Andamento processual mostra que as ações voltam a tramitar

No último dia 14 de março, transitou em julgado o Recurso Extraordinário 791.932, que tramitava no Supremo Tribunal Federal (STF) e cuja tramitação suspendia o andamento de milhares de processos trabalhista em todo Brasil. Na ação, se discutia, “à luz da Súmula Vinculante 10 e dos arts. 5º, II e LIV; 97; 170, III, e 175 da Constituição federal, a possibilidade de utilização da Súmula 331 do Tribunal Superior do Trabalho para se reconhecer vínculo empregatício entre trabalhador terceirizado e empresa concessionária de serviços de telecomunicação, afastando-se a aplicação do art. 94, II, da Lei federal 9.472/1997, sem observância da cláusula de reserva de plenário”.

Na prática, a ação suspendeu a tramitação de ações trabalhistas que, dentre seus objetos, tratavam da terceirização de determinadas atividades, para aguardar decisão final do STF sobre o tema, proporcionando a unificação da jurisprudência sobre a temática.

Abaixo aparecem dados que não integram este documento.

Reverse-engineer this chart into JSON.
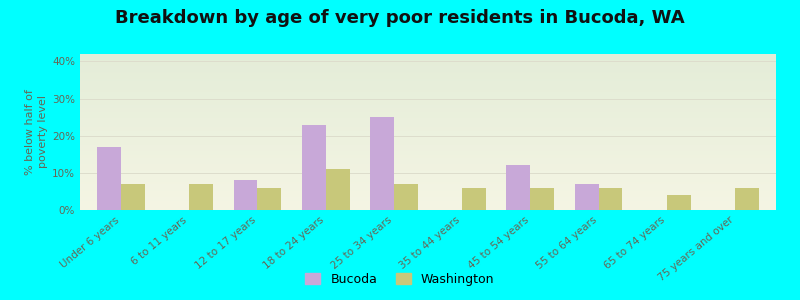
{
  "title": "Breakdown by age of very poor residents in Bucoda, WA",
  "ylabel": "% below half of\npoverty level",
  "categories": [
    "Under 6 years",
    "6 to 11 years",
    "12 to 17 years",
    "18 to 24 years",
    "25 to 34 years",
    "35 to 44 years",
    "45 to 54 years",
    "55 to 64 years",
    "65 to 74 years",
    "75 years and over"
  ],
  "bucoda": [
    17,
    0,
    8,
    23,
    25,
    0,
    12,
    7,
    0,
    0
  ],
  "washington": [
    7,
    7,
    6,
    11,
    7,
    6,
    6,
    6,
    4,
    6
  ],
  "bucoda_color": "#c8a8d8",
  "washington_color": "#c8c87a",
  "ylim": [
    0,
    42
  ],
  "yticks": [
    0,
    10,
    20,
    30,
    40
  ],
  "ytick_labels": [
    "0%",
    "10%",
    "20%",
    "30%",
    "40%"
  ],
  "background_color": "#00ffff",
  "plot_bg_top": "#e4edd8",
  "plot_bg_bottom": "#f5f5e4",
  "title_fontsize": 13,
  "axis_label_fontsize": 8,
  "tick_fontsize": 7.5,
  "bar_width": 0.35,
  "legend_bucoda": "Bucoda",
  "legend_washington": "Washington",
  "grid_color": "#ddddcc",
  "text_color": "#666655"
}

O advogado Edson Veras, do escritório Veras Sociedade de Advogados, que possui algumas dezenas de processos nessa condição informa que, acompanhando seus processos, já verificou ter sido neles juntada certidão do julgamento do STF e retomado o tramite regular das ações, alguns com andamentos “paralisados” há mais de três anos.

Advogado trabalhista Edson Veras

“A espera desse julgamento no STF foi um martírio para todos, especialmente para os trabalhadores que contavam com o recebimento desse crédito trabalhista, de natureza alimentar, e tiveram que postergar esse momento”, comenta o advogado, que ressalta que “a retomada do andamento desses processos ainda reserva alguma demora, pois os processos retomam o exato momento processual que foram suspensos, necessitando o prosseguimento da tramitação. Mas só em saber que estão tramitando novamente já é uma notícia para se comemorar.”

Na decisão do Recurso Extraordinário 791.932 , o STF, por maioria de votos, admitiu a possibilidade da terceirização do trabalho sem que isso implique, necessariamente, vínculo empregatício direto com o tomador de serviços, especialmente no setor de telecomunicações, mantendo a responsabilidade subsidiária desse tomador de serviço.